Böyle İslam’ın garip hale geldiği, insanların sünnetten uzaklaştığı bir zamanda sünnet-i seniyye üzerinde yaşayanlara, Allah Rasulünün sünnetine tâbi olanlara, Kur’an’a tâbi olanlara Rasulullah bir müjde veriyor:

“Ümmetimin fesada düştüğü bir zamanda benim sünnetime sarılana yüz şehid sevabı verilecektir.”

Bir şehidin ne büyük bir sevaba nail olduğunu hepimiz biliriz. Peygamberlerden sonra derecesi en yüksek olanlar şehitlerdir.
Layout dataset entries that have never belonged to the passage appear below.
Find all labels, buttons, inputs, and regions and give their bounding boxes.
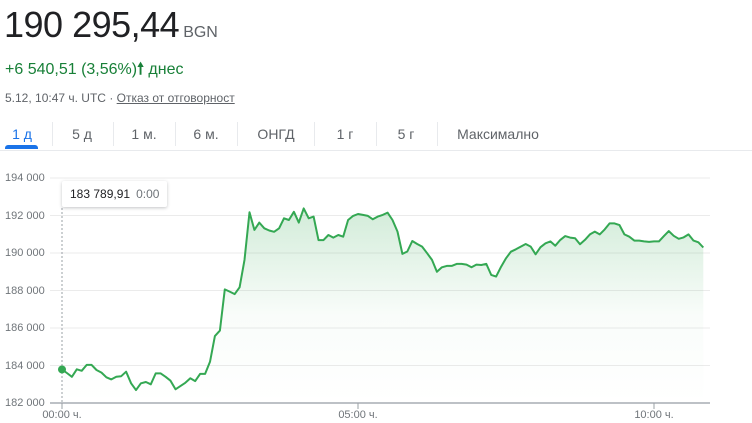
price-value: 190 295,44 (4, 4, 180, 45)
x-tick-label: 00:00 ч. (42, 409, 82, 421)
y-tick-label: 188 000 (5, 284, 45, 297)
y-tick-label: 182 000 (5, 397, 45, 409)
tab-divider (52, 122, 53, 146)
tab-5y[interactable]: 5 г (397, 126, 415, 142)
tooltip-value: 183 789,91 (70, 187, 131, 201)
disclaimer-link[interactable]: Отказ от отговорност (116, 91, 235, 105)
tab-5d[interactable]: 5 д (72, 126, 92, 142)
timestamp-row: 5.12, 10:47 ч. UTC · Отказ от отговорнос… (5, 91, 235, 105)
hover-point (58, 365, 66, 374)
timestamp: 5.12, 10:47 ч. UTC (5, 91, 106, 105)
tab-1y[interactable]: 1 г (336, 126, 354, 142)
x-tick-label: 10:00 ч. (634, 409, 674, 421)
tab-divider (175, 122, 176, 146)
y-tick-label: 186 000 (5, 322, 45, 334)
tab-1d[interactable]: 1 д (12, 126, 32, 142)
y-tick-label: 190 000 (5, 247, 45, 259)
active-tab-indicator (5, 145, 38, 149)
tab-divider (437, 122, 438, 146)
tab-divider (376, 122, 377, 146)
currency-label: BGN (183, 24, 218, 41)
tab-1m[interactable]: 1 м. (131, 126, 157, 142)
arrow-up-icon: 🠕 (137, 61, 144, 78)
tab-6m[interactable]: 6 м. (193, 126, 219, 142)
chart-series-line (61, 207, 705, 392)
current-price: 190 295,44 BGN (4, 4, 218, 46)
range-tabs: 1 д 5 д 1 м. 6 м. ОНГД 1 г 5 г Максималн… (0, 120, 752, 151)
tooltip-time: 0:00 (136, 187, 160, 201)
y-tick-label: 184 000 (5, 359, 45, 372)
y-tick-label: 192 000 (5, 209, 45, 222)
change-value: +6 540,51 (3,56%) (5, 61, 138, 78)
chart-area-fill (62, 208, 704, 403)
separator: · (109, 91, 114, 105)
tab-max[interactable]: Максимално (457, 126, 539, 142)
x-tick-label: 05:00 ч. (338, 409, 378, 421)
chart-tooltip: 183 789,91 0:00 (62, 181, 168, 207)
tab-divider (113, 122, 114, 146)
y-tick-label: 194 000 (5, 172, 45, 184)
tab-divider (314, 122, 315, 146)
price-change: +6 540,51 (3,56%)🠕 днес (5, 58, 184, 85)
tab-ytd[interactable]: ОНГД (257, 126, 295, 142)
tab-divider (237, 122, 238, 146)
change-period: днес (148, 61, 184, 78)
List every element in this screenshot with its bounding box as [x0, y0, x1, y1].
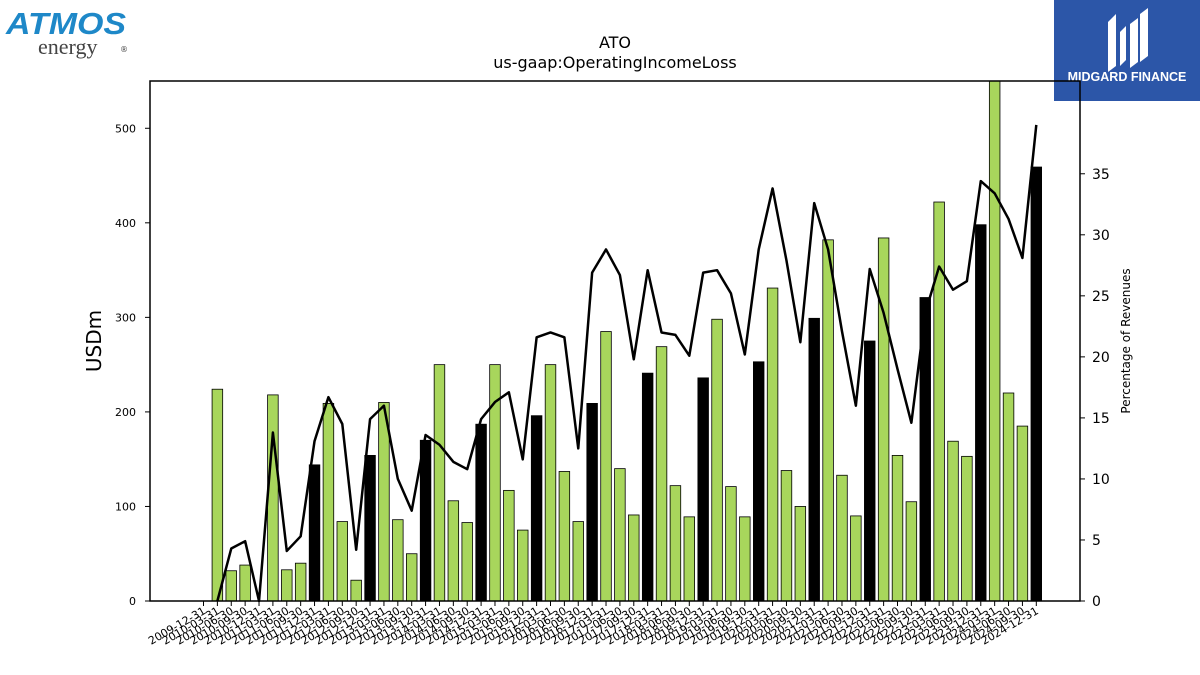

Ümmetin fesada düştüğü bir zamandayız. Kur’an’a sarılalım, O’nun tefsiri mahiyetinde olan sünnet-i seniyyeye sarılalım. Televizyon ekranlarında, radyolarda, sünnete, Rasulullah’ın o eşsiz pak hayatına karşı mücadele edenlere, sakın ola ki aldanmayalım. Onların yanlış telkinlerini saf dışı etmek için başka insanlara da anlatalım.

Allah cümlemize, din-i mübini İslam üzere yaşamayı, iman üzere ölmeyi ve iman üzere dirilmeyi nasip eylesin. Âmin.